Structured Code Reviews using NLG

This idea is part of the A Dollar Worth of Ideas series, with potential open source, research or data science projects or contributions for people to pursue. I would be interested in mentoring some of them. Just contact me for details.


The value of code reviews cannot be understated. However, they take time and finesse, particularly to avoid toxic comments.

Machine learning has been applied to the problem for a while, particularly to the problem of finding the person most appropriate to do the review.

Here, the idea is to go in the direction of GitHub Copilot and help the reviewer write the code review texts. But instead of just training on large amounts of data, the idea described here follows Reiter and Sripada (2002) in aspiring to generate always the best possible text rather than just training text. (For more issues regarding NLG and ML, see Prof. Reiter's blog post.)

Indeed, if we were to train on all code reviews we will end up with text with a toxicity level similar to its training data, made even worse by using open source reviews, a community usually admonished by its high levels of toxicity.

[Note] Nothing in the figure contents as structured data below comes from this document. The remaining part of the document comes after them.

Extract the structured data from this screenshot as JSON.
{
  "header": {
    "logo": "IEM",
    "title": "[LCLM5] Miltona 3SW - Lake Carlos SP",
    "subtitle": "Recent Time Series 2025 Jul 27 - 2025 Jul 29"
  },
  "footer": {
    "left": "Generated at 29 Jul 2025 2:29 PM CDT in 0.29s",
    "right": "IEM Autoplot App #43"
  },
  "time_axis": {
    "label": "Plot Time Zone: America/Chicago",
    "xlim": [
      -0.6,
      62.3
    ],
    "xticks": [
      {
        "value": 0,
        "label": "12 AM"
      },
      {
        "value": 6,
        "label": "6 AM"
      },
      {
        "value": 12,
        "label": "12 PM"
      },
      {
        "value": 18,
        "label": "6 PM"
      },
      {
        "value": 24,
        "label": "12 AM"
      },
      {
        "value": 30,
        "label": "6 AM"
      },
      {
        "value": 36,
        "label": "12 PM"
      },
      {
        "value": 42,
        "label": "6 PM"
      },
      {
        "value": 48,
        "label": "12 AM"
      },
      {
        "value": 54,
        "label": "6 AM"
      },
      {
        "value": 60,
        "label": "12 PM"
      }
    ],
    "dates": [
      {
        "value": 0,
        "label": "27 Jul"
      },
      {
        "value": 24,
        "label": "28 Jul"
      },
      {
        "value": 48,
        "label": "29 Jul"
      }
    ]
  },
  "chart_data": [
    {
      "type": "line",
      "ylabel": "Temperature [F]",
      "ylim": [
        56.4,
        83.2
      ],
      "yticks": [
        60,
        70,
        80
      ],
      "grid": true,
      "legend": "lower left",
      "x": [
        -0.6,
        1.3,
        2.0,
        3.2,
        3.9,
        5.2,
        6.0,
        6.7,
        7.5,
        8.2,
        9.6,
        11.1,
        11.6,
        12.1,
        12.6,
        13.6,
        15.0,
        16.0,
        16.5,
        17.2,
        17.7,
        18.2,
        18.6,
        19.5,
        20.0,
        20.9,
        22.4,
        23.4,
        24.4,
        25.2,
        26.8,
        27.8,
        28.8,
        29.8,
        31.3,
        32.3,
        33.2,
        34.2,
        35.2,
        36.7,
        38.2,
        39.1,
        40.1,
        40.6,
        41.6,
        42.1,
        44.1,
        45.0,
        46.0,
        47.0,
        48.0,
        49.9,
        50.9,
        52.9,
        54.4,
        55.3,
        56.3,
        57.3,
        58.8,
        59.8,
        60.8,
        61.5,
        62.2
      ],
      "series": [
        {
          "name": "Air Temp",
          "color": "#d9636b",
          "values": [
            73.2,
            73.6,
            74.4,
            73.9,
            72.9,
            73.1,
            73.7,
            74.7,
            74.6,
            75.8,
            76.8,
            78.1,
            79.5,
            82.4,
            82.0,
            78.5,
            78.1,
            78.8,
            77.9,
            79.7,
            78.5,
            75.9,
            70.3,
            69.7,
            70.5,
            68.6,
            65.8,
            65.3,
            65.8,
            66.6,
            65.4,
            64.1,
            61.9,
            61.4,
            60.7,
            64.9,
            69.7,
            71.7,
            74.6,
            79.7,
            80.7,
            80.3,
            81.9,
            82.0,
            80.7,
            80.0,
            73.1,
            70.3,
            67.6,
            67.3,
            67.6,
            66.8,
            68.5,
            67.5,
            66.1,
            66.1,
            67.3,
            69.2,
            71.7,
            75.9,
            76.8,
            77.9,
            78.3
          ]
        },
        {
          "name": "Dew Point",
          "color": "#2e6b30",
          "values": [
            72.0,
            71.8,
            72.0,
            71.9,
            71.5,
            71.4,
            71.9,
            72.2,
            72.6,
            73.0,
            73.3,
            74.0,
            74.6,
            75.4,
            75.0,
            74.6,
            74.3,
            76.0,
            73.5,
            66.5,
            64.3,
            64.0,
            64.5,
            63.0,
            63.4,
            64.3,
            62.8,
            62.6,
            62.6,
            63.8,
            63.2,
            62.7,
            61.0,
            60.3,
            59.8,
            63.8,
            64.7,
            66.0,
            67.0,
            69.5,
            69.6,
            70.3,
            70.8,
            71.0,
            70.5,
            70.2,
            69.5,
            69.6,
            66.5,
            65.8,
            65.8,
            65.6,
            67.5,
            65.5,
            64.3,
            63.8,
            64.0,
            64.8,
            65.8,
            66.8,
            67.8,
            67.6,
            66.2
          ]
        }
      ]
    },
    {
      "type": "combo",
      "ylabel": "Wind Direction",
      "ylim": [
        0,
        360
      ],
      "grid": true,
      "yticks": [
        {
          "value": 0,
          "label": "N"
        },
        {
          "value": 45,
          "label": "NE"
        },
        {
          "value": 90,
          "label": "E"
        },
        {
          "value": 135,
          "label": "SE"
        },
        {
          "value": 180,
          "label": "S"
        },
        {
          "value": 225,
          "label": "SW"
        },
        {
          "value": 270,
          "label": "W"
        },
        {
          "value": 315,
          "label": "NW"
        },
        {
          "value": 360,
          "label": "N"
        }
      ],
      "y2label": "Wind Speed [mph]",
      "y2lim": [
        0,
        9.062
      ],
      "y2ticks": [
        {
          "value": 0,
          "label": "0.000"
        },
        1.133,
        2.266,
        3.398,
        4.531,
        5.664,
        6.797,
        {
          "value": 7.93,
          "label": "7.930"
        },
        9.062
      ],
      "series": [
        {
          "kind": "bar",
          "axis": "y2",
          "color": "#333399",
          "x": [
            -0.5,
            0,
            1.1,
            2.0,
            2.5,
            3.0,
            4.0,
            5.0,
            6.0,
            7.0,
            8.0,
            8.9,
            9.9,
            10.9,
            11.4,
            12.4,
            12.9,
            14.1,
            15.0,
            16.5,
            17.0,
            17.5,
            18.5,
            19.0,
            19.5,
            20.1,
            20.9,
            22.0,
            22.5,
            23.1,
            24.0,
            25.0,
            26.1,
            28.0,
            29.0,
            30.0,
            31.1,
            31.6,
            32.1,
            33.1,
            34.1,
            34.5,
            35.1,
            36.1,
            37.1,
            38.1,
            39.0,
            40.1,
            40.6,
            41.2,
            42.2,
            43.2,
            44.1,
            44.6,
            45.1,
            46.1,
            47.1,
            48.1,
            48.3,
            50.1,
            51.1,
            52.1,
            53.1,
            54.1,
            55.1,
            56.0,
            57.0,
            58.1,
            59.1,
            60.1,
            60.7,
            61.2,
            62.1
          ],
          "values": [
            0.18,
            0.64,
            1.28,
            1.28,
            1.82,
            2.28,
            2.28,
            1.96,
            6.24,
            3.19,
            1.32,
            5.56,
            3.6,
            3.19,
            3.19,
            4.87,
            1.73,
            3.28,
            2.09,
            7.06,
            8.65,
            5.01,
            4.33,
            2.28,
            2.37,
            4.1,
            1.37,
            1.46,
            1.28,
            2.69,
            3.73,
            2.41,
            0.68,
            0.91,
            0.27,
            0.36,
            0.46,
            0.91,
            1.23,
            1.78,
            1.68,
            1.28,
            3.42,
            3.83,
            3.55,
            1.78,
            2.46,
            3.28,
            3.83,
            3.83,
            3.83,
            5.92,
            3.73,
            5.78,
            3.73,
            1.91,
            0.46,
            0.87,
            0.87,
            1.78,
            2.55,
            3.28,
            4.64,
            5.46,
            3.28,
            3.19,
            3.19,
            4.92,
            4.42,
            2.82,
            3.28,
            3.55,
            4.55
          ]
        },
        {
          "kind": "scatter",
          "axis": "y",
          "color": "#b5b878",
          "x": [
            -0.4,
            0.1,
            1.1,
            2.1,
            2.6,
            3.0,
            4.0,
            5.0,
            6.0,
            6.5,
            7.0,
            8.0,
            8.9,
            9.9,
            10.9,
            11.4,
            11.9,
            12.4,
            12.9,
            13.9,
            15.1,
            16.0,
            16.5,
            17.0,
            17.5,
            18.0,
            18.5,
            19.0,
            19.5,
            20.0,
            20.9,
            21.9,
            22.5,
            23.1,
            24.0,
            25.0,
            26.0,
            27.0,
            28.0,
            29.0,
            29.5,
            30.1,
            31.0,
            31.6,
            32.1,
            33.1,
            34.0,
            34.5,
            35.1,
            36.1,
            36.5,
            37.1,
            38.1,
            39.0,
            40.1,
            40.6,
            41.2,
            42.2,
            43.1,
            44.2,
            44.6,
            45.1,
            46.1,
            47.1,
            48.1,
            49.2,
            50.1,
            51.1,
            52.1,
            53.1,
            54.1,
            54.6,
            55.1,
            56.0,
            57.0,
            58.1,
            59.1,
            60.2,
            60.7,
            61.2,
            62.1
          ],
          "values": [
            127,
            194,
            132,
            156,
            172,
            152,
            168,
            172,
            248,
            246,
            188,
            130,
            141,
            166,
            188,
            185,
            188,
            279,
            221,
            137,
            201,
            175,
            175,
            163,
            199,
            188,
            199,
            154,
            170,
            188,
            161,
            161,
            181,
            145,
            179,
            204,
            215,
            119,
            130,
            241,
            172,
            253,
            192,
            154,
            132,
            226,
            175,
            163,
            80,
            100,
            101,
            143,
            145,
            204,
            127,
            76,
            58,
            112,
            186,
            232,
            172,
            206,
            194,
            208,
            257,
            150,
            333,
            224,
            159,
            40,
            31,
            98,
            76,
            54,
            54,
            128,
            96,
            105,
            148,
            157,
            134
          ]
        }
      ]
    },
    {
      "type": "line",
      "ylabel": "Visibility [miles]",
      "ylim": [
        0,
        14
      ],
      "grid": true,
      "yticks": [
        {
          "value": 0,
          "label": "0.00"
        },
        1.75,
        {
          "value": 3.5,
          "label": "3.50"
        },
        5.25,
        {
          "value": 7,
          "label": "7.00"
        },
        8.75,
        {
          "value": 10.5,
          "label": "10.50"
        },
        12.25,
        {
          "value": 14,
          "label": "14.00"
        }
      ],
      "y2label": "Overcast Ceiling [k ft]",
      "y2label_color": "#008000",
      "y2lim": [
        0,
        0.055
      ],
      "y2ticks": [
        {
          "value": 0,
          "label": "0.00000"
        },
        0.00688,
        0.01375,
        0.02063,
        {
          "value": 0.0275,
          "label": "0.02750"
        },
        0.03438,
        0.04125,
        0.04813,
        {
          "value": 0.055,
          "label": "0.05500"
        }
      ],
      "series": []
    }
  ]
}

Instead, a corpus of code reviews can be clustered and the different categories used to make a structured editor, where the reviewer can choose what type of comment they want to introduce (the categories can be further ranked based on trained classifiers). Once the category has been selected, a piece of text (that can be customized for different communities) can be used as a starting por for the review. This way, the communication starts on good footing, with texts that have been selected to be culturally neutral, non-toxic and overall effective.

Such functionality can be integrated within existing code review tools and help improve the peace as with automatic code formatters.